In the last blog we discussed how OCR works and the way the Reserve Bank’s handling of it can affect interest rates. We continue this time looking further at how to manage our rates of interest to our advantage.
Floating rates
If your existing loans are on floating rates right now, you might choose to continue along this path if you think New Zealand’s economy will be long and slow in growing. Of course if you hold this view, you’ll be expecting interest rates to stay low and the OCR not to rise as quickly or as high as was previously envisaged. You will recall the Reserve Bank has recently indicated this.
You might also continue to float if you think the global situation (especially in Europe) will deteriorate. Why would you do this? Well a deteriorating global situation could lead to a decrease in the rates our banks pay to pick money up off shore.
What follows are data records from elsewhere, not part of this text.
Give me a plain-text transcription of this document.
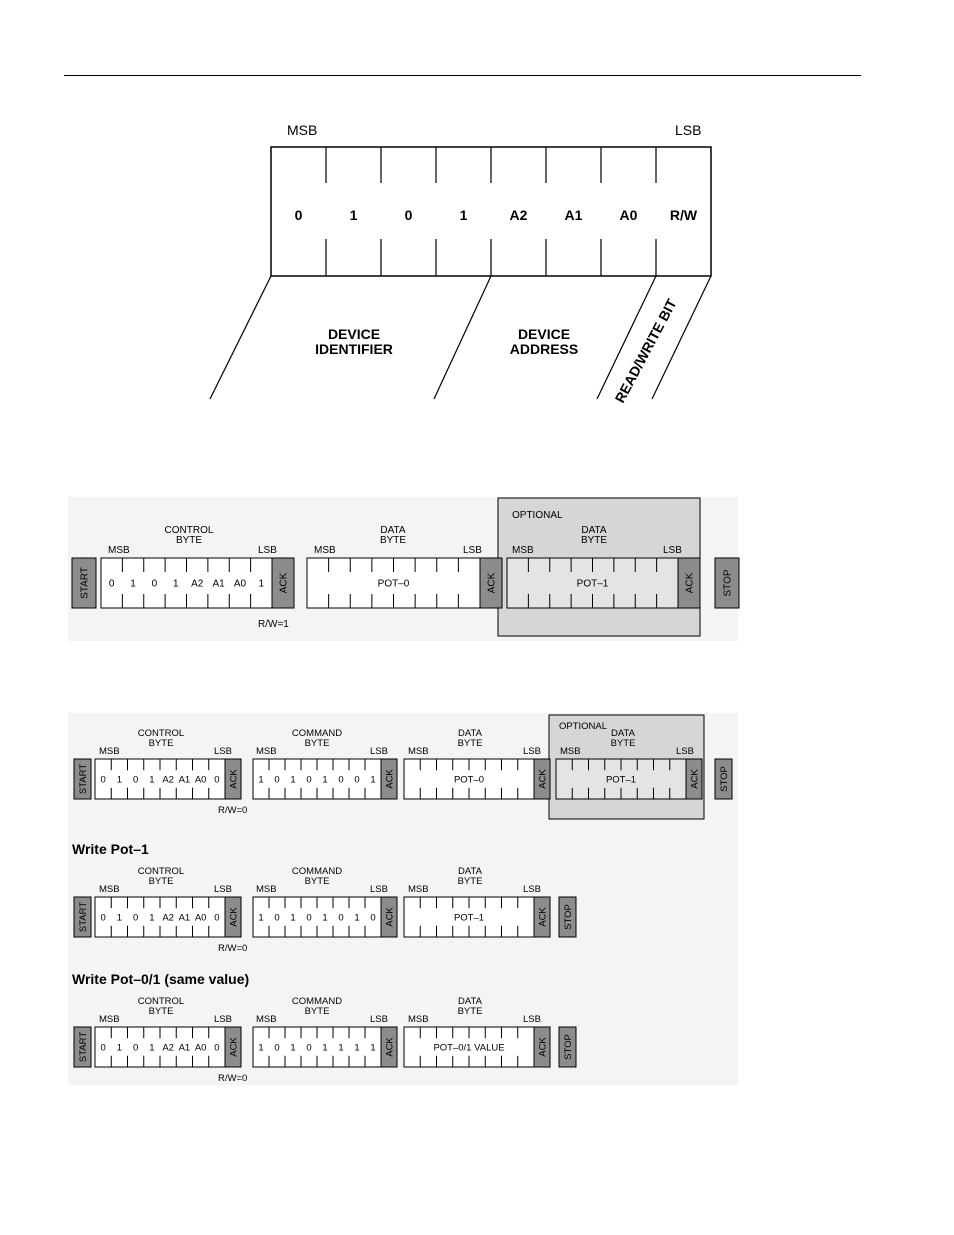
MSB	LSB
DEVICE
IDENTIFIER
DEVICE
ADDRESS READ/WRITE BIT
0	1	0	1	A2	A1	A0 R/W
OPTIONAL
START 0 1 0 1 A2 A1 A0 1 ACK
CONTROL
BYTE
MSB	LSB
R/W=1
POT–0	ACK
DATA
BYTE
MSB	LSB
POT–1	ACK
DATA
BYTE
MSB	LSB
STOP
OPTIONAL
START 0 1 0 1 A2 A1 A0 0 ACK
CONTROL
BYTE
MSB	LSB
R/W=0
1 0 1 0 1 0 0 1 ACK
COMMAND
BYTE
MSB	LSB
POT–0	ACK
DATA
BYTE
MSB	LSB
POT–1	ACK
DATA
BYTE
MSB	LSB
STOP
START 0 1 0 1 A2 A1 A0 0 ACK
CONTROL
BYTE
MSB	LSB
R/W=0
1 0 1 0 1 0 1 0 ACK
COMMAND
BYTE
MSB	LSB
POT–1	ACK
DATA
BYTE
MSB	LSB
STOP
START 0 1 0 1 A2 A1 A0 0 ACK
CONTROL
BYTE
MSB	LSB
R/W=0
1 0 1 0 1 1 1 1 ACK
COMMAND
BYTE
MSB	LSB
POT–0/1 VALUE	ACK
DATA
BYTE
MSB	LSB
STOP
Write Pot–1
Write Pot–0/1 (same value)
If banks have to pay less to get the moolah that they on-lend to us, then perhaps they won’t charge us so much for the pleasure of borrowing it off them, eg fixed rates will come down.
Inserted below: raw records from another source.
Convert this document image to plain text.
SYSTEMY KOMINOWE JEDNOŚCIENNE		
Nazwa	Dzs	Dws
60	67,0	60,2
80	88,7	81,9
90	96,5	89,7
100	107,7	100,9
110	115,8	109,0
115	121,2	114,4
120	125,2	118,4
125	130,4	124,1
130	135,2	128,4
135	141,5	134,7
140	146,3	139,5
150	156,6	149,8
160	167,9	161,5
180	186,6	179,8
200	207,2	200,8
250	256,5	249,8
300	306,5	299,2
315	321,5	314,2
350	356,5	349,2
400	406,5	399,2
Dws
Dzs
If you are in the lucky position of being able to pay off some of the money you owe the bank on your existing loans, you would probably also choose to float as if you fix your loans you may incur penalties for making early repayments.
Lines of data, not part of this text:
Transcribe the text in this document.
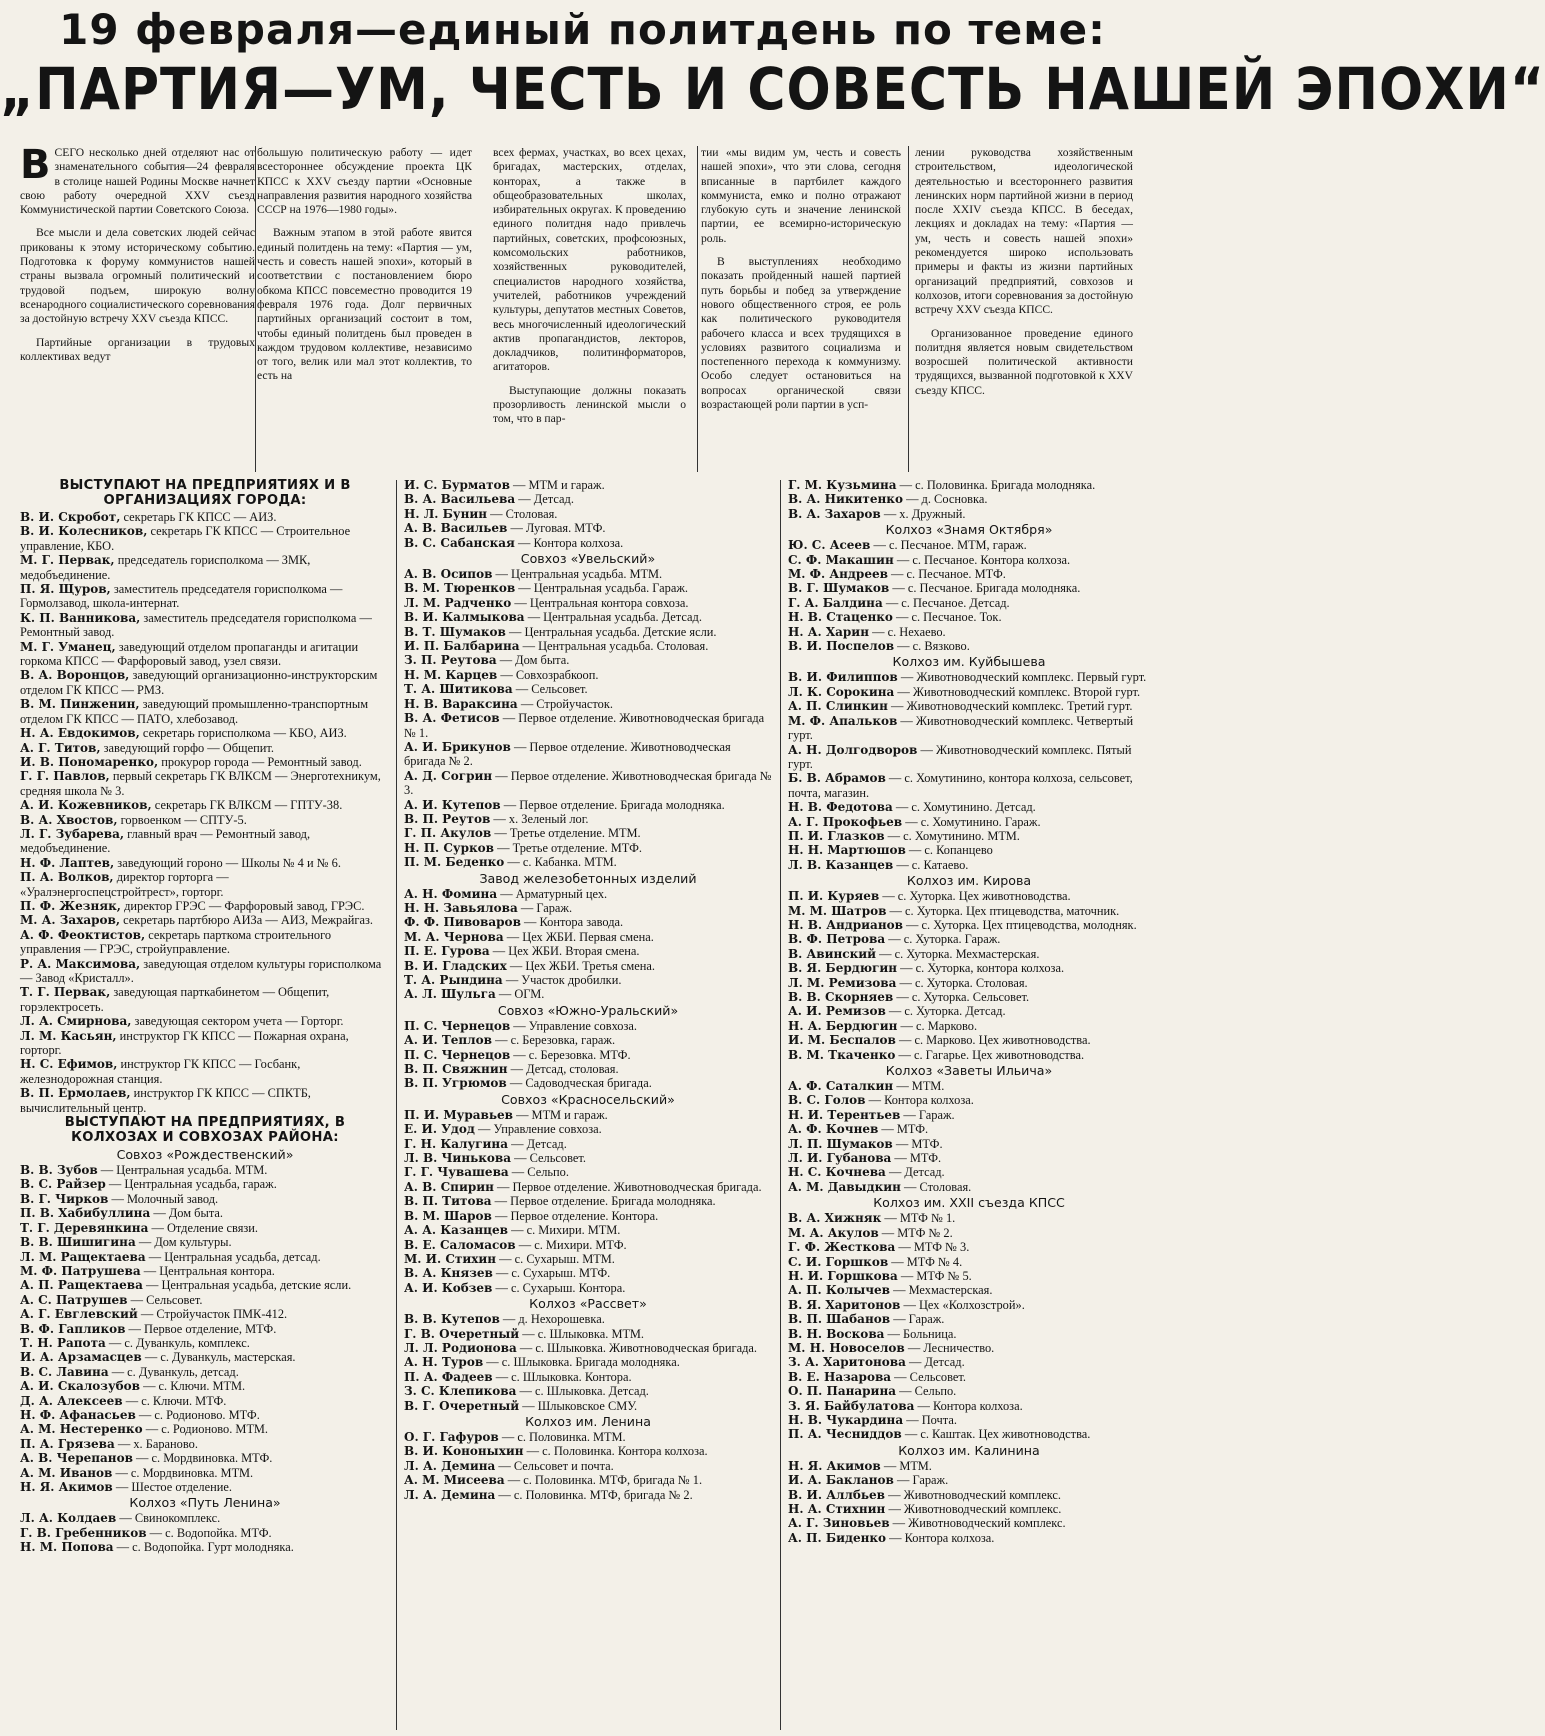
19 февраля—единый политдень по теме:
„ПАРТИЯ—УМ, ЧЕСТЬ И СОВЕСТЬ НАШЕЙ ЭПОХИ“
В СЕГО несколько дней отделяют нас от знаменательного события—24 февраля в столице нашей Родины Москве начнет свою работу очередной XXV съезд Коммунистической партии Советского Союза.

Все мысли и дела советских людей сейчас прикованы к этому историческому событию. Подготовка к форуму коммунистов нашей страны вызвала огромный политический и трудовой подъем, широкую волну всенародного социалистического соревнования за достойную встречу XXV съезда КПСС.

Партийные организации в трудовых коллективах ведут

большую политическую работу — идет всестороннее обсуждение проекта ЦК КПСС к XXV съезду партии «Основные направления развития народного хозяйства СССР на 1976—1980 годы».

Важным этапом в этой работе явится единый политдень на тему: «Партия — ум, честь и совесть нашей эпохи», который в соответствии с постановлением бюро обкома КПСС повсеместно проводится 19 февраля 1976 года. Долг первичных партийных организаций состоит в том, чтобы единый политдень был проведен в каждом трудовом коллективе, независимо от того, велик или мал этот коллектив, то есть на

всех фермах, участках, во всех цехах, бригадах, мастерских, отделах, конторах, а также в общеобразовательных школах, избирательных округах. К проведению единого политдня надо привлечь партийных, советских, профсоюзных, комсомольских работников, хозяйственных руководителей, специалистов народного хозяйства, учителей, работников учреждений культуры, депутатов местных Советов, весь многочисленный идеологический актив пропагандистов, лекторов, докладчиков, политинформаторов, агитаторов.

Выступающие должны показать прозорливость ленинской мысли о том, что в пар-

тии «мы видим ум, честь и совесть нашей эпохи», что эти слова, сегодня вписанные в партбилет каждого коммуниста, емко и полно отражают глубокую суть и значение ленинской партии, ее всемирно-историческую роль.

В выступлениях необходимо показать пройденный нашей партией путь борьбы и побед за утверждение нового общественного строя, ее роль как политического руководителя рабочего класса и всех трудящихся в условиях развитого социализма и постепенного перехода к коммунизму. Особо следует остановиться на вопросах органической связи возрастающей роли партии в усп-

лении руководства хозяйственным строительством, идеологической деятельностью и всестороннего развития ленинских норм партийной жизни в период после XXIV съезда КПСС. В беседах, лекциях и докладах на тему: «Партия — ум, честь и совесть нашей эпохи» рекомендуется широко использовать примеры и факты из жизни партийных организаций предприятий, совхозов и колхозов, итоги соревнования за достойную встречу XXV съезда КПСС.

Организованное проведение единого политдня является новым свидетельством возросшей политической активности трудящихся, вызванной подготовкой к XXV съезду КПСС.

ВЫСТУПАЮТ НА ПРЕДПРИЯТИЯХ И В ОРГАНИЗАЦИЯХ ГОРОДА:
В. И. Скробот, секретарь ГК КПСС — АИЗ.
В. И. Колесников, секретарь ГК КПСС — Строительное управление, КБО.
М. Г. Первак, председатель горисполкома — ЗМК, медобъединение.
П. Я. Щуров, заместитель председателя горисполкома — Гормолзавод, школа-интернат.
К. П. Ванникова, заместитель председателя горисполкома — Ремонтный завод.
М. Г. Уманец, заведующий отделом пропаганды и агитации горкома КПСС — Фарфоровый завод, узел связи.
В. А. Воронцов, заведующий организационно-инструкторским отделом ГК КПСС — РМЗ.
В. М. Пинженин, заведующий промышленно-транспортным отделом ГК КПСС — ПАТО, хлебозавод.
Н. А. Евдокимов, секретарь горисполкома — КБО, АИЗ.
А. Г. Титов, заведующий горфо — Общепит.
И. В. Пономаренко, прокурор города — Ремонтный завод.
Г. Г. Павлов, первый секретарь ГК ВЛКСМ — Энерготехникум, средняя школа № 3.
А. И. Кожевников, секретарь ГК ВЛКСМ — ГПТУ-38.
В. А. Хвостов, горвоенком — СПТУ-5.
Л. Г. Зубарева, главный врач — Ремонтный завод, медобъединение.
Н. Ф. Лаптев, заведующий гороно — Школы № 4 и № 6.
П. А. Волков, директор горторга — «Уралэнергоспецстройтрест», горторг.
П. Ф. Жезняк, директор ГРЭС — Фарфоровый завод, ГРЭС.
М. А. Захаров, секретарь партбюро АИЗа — АИЗ, Межрайгаз.
А. Ф. Феоктистов, секретарь парткома строительного управления — ГРЭС, стройуправление.
Р. А. Максимова, заведующая отделом культуры горисполкома — Завод «Кристалл».
Т. Г. Первак, заведующая парткабинетом — Общепит, горэлектросеть.
Л. А. Смирнова, заведующая сектором учета — Горторг.
Л. М. Касьян, инструктор ГК КПСС — Пожарная охрана, горторг.
Н. С. Ефимов, инструктор ГК КПСС — Госбанк, железнодорожная станция.
В. П. Ермолаев, инструктор ГК КПСС — СПКТБ, вычислительный центр.
ВЫСТУПАЮТ НА ПРЕДПРИЯТИЯХ, В КОЛХОЗАХ И СОВХОЗАХ РАЙОНА:
Совхоз «Рождественский»
В. В. Зубов — Центральная усадьба. МТМ.
В. С. Райзер — Центральная усадьба, гараж.
В. Г. Чирков — Молочный завод.
П. В. Хабибуллина — Дом быта.
Т. Г. Деревянкина — Отделение связи.
В. В. Шишигина — Дом культуры.
Л. М. Ращектаева — Центральная усадьба, детсад.
М. Ф. Патрушева — Центральная контора.
А. П. Ращектаева — Центральная усадьба, детские ясли.
А. С. Патрушев — Сельсовет.
А. Г. Евглевский — Стройучасток ПМК-412.
В. Ф. Гапликов — Первое отделение, МТФ.
Т. Н. Рапота — с. Дуванкуль, комплекс.
И. А. Арзамасцев — с. Дуванкуль, мастерская.
В. С. Лавина — с. Дуванкуль, детсад.
А. И. Скалозубов — с. Ключи. МТМ.
Д. А. Алексеев — с. Ключи. МТФ.
Н. Ф. Афанасьев — с. Родионово. МТФ.
А. М. Нестеренко — с. Родионово. МТМ.
П. А. Грязева — х. Бараново.
А. В. Черепанов — с. Мордвиновка. МТФ.
А. М. Иванов — с. Мордвиновка. МТМ.
Н. Я. Акимов — Шестое отделение.
Колхоз «Путь Ленина»
Л. А. Колдаев — Свинокомплекс.
Г. В. Гребенников — с. Водопойка. МТФ.
Н. М. Попова — с. Водопойка. Гурт молодняка.
И. С. Бурматов — МТМ и гараж.
В. А. Васильева — Детсад.
Н. Л. Бунин — Столовая.
А. В. Васильев — Луговая. МТФ.
В. С. Сабанская — Контора колхоза.
Совхоз «Увельский»
А. В. Осипов — Центральная усадьба. МТМ.
В. М. Тюренков — Центральная усадьба. Гараж.
Л. М. Радченко — Центральная контора совхоза.
В. И. Калмыкова — Центральная усадьба. Детсад.
В. Т. Шумаков — Центральная усадьба. Детские ясли.
И. П. Балбарина — Центральная усадьба. Столовая.
З. П. Реутова — Дом быта.
Н. М. Карцев — Совхозрабкооп.
Т. А. Шитикова — Сельсовет.
Н. В. Вараксина — Стройучасток.
В. А. Фетисов — Первое отделение. Животноводческая бригада № 1.
А. И. Брикунов — Первое отделение. Животноводческая бригада № 2.
А. Д. Согрин — Первое отделение. Животноводческая бригада № 3.
А. И. Кутепов — Первое отделение. Бригада молодняка.
В. П. Реутов — х. Зеленый лог.
Г. П. Акулов — Третье отделение. МТМ.
Н. П. Сурков — Третье отделение. МТФ.
П. М. Беденко — с. Кабанка. МТМ.
Завод железобетонных изделий
А. Н. Фомина — Арматурный цех.
Н. Н. Завьялова — Гараж.
Ф. Ф. Пивоваров — Контора завода.
М. А. Чернова — Цех ЖБИ. Первая смена.
П. Е. Гурова — Цех ЖБИ. Вторая смена.
В. И. Гладских — Цех ЖБИ. Третья смена.
Т. А. Рындина — Участок дробилки.
А. Л. Шульга — ОГМ.
Совхоз «Южно-Уральский»
П. С. Чернецов — Управление совхоза.
А. И. Теплов — с. Березовка, гараж.
П. С. Чернецов — с. Березовка. МТФ.
В. П. Свяжнин — Детсад, столовая.
В. П. Угрюмов — Садоводческая бригада.
Совхоз «Красносельский»
П. И. Муравьев — МТМ и гараж.
Е. И. Удод — Управление совхоза.
Г. Н. Калугина — Детсад.
Л. В. Чинькова — Сельсовет.
Г. Г. Чувашева — Сельпо.
А. В. Спирин — Первое отделение. Животноводческая бригада.
В. П. Титова — Первое отделение. Бригада молодняка.
В. М. Шаров — Первое отделение. Контора.
А. А. Казанцев — с. Михири. МТМ.
В. Е. Саломасов — с. Михири. МТФ.
М. И. Стихин — с. Сухарыш. МТМ.
В. А. Князев — с. Сухарыш. МТФ.
А. И. Кобзев — с. Сухарыш. Контора.
Колхоз «Рассвет»
В. В. Кутепов — д. Нехорошевка.
Г. В. Очеретный — с. Шлыковка. МТМ.
Л. Л. Родионова — с. Шлыковка. Животноводческая бригада.
А. Н. Туров — с. Шлыковка. Бригада молодняка.
П. А. Фадеев — с. Шлыковка. Контора.
З. С. Клепикова — с. Шлыковка. Детсад.
В. Г. Очеретный — Шлыковское СМУ.
Колхоз им. Ленина
О. Г. Гафуров — с. Половинка. МТМ.
В. И. Кононыхин — с. Половинка. Контора колхоза.
Л. А. Демина — Сельсовет и почта.
А. М. Мисеева — с. Половинка. МТФ, бригада № 1.
Л. А. Демина — с. Половинка. МТФ, бригада № 2.
Г. М. Кузьмина — с. Половинка. Бригада молодняка.
В. А. Никитенко — д. Сосновка.
В. А. Захаров — х. Дружный.
Колхоз «Знамя Октября»
Ю. С. Асеев — с. Песчаное. МТМ, гараж.
С. Ф. Макашин — с. Песчаное. Контора колхоза.
М. Ф. Андреев — с. Песчаное. МТФ.
В. Г. Шумаков — с. Песчаное. Бригада молодняка.
Г. А. Балдина — с. Песчаное. Детсад.
Н. В. Стаценко — с. Песчаное. Ток.
Н. А. Харин — с. Нехаево.
В. И. Поспелов — с. Вязково.
Колхоз им. Куйбышева
В. И. Филиппов — Животноводческий комплекс. Первый гурт.
Л. К. Сорокина — Животноводческий комплекс. Второй гурт.
А. П. Слинкин — Животноводческий комплекс. Третий гурт.
М. Ф. Апальков — Животноводческий комплекс. Четвертый гурт.
А. Н. Долгодворов — Животноводческий комплекс. Пятый гурт.
Б. В. Абрамов — с. Хомутинино, контора колхоза, сельсовет, почта, магазин.
Н. В. Федотова — с. Хомутинино. Детсад.
А. Г. Прокофьев — с. Хомутинино. Гараж.
П. И. Глазков — с. Хомутинино. МТМ.
Н. Н. Мартюшов — с. Копанцево
Л. В. Казанцев — с. Катаево.
Колхоз им. Кирова
П. И. Куряев — с. Хуторка. Цех животноводства.
М. М. Шатров — с. Хуторка. Цех птицеводства, маточник.
Н. В. Андрианов — с. Хуторка. Цех птицеводства, молодняк.
В. Ф. Петрова — с. Хуторка. Гараж.
В. Авинский — с. Хуторка. Мехмастерская.
В. Я. Бердюгин — с. Хуторка, контора колхоза.
Л. М. Ремизова — с. Хуторка. Столовая.
В. В. Скорняев — с. Хуторка. Сельсовет.
А. И. Ремизов — с. Хуторка. Детсад.
Н. А. Бердюгин — с. Марково.
И. М. Беспалов — с. Марково. Цех животноводства.
В. М. Ткаченко — с. Гагарье. Цех животноводства.
Колхоз «Заветы Ильича»
А. Ф. Саталкин — МТМ.
В. С. Голов — Контора колхоза.
Н. И. Терентьев — Гараж.
А. Ф. Кочнев — МТФ.
Л. П. Шумаков — МТФ.
Л. И. Губанова — МТФ.
Н. С. Кочнева — Детсад.
А. М. Давыдкин — Столовая.
Колхоз им. XXII съезда КПСС
В. А. Хижняк — МТФ № 1.
М. А. Акулов — МТФ № 2.
Г. Ф. Жесткова — МТФ № 3.
С. И. Горшков — МТФ № 4.
Н. И. Горшкова — МТФ № 5.
А. П. Колычев — Мехмастерская.
В. Я. Харитонов — Цех «Колхозстрой».
В. П. Шабанов — Гараж.
В. Н. Воскова — Больница.
М. Н. Новоселов — Лесничество.
З. А. Харитонова — Детсад.
В. Е. Назарова — Сельсовет.
О. П. Панарина — Сельпо.
З. Я. Байбулатова — Контора колхоза.
Н. В. Чукардина — Почта.
П. А. Чесниддов — с. Каштак. Цех животноводства.
Колхоз им. Калинина
Н. Я. Акимов — МТМ.
И. А. Бакланов — Гараж.
В. И. Аллбьев — Животноводческий комплекс.
Н. А. Стихнин — Животноводческий комплекс.
А. Г. Зиновьев — Животноводческий комплекс.
А. П. Биденко — Контора колхоза.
Finally, you might be in the enviable camp of not having a large loan balance owing to the bank or you might not be too adverse to risk or worry about having some uncertainty in your life. If this is the case, you will probably keep your existing loans on floating.
Fixed rates
If you are thinking you might fix your interest rates on your loans right now you are probably of the mind that the International Monetary Fund growth forecasts will come true. Likewise, I expect you will believe the New Zealand economy is going to experience fairly rapid growth and inflation in the near future.